"All the world will be your enemy, Prince With A Thousand Enemies, and when they catch you, they will kill you. But first, they must catch you; digger, listener, runner, Prince with the swift warning. Be cunning and full of tricks, and your people will never be destroyed."Digger. Deep warrens, deep bunkers, buried caches, hidden tunnels. A survivalist with some property can become about half mole pretty quickly.
Listener. Talk radio, news blogs, backyard telegraph, shortwave receivers. A survivalist always has his ear to the wind for the warning that could save his life.
Runner. BOV's, BOL's, maps, contingency routes, fuel cans, route marches.
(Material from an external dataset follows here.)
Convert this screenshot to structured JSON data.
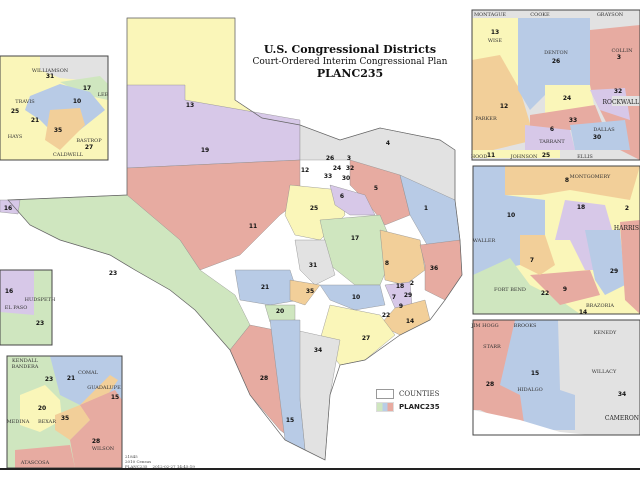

A survivalist is always prepared to travel long distances at a moment's notice. If you've read Watership Down, remember that about half of that book is a desperate bugout across hostile territory. (The rest is covert warfare with combined arms against a tyrannical dictator, FYI.)
Swift Warning. Phone trees, ham radios, field telephones, code phrases, signal flares. A survivalist has multiple redundant levels of communication to spread actionable intelligence throughout the tribe.
Working on Codex Kalachnikova, America's Number One pulp novel about Conan with an AK, has refined this concept in my head, to the point where these phrases are actually religious commandments. The more I read Watership Down, the more I'm convinced that it contains lessons that we are no longer heeding. But I like to apply them to my own life, as well as my attempts at fiction, so what exactly does that make me? A bona fide subversive? Some degenerate pagan furry? Or the most pitifully brilliant genius of our flaccid, spoon fed generation?
I think I'm gonna go with the latter. I never did get the fur thing.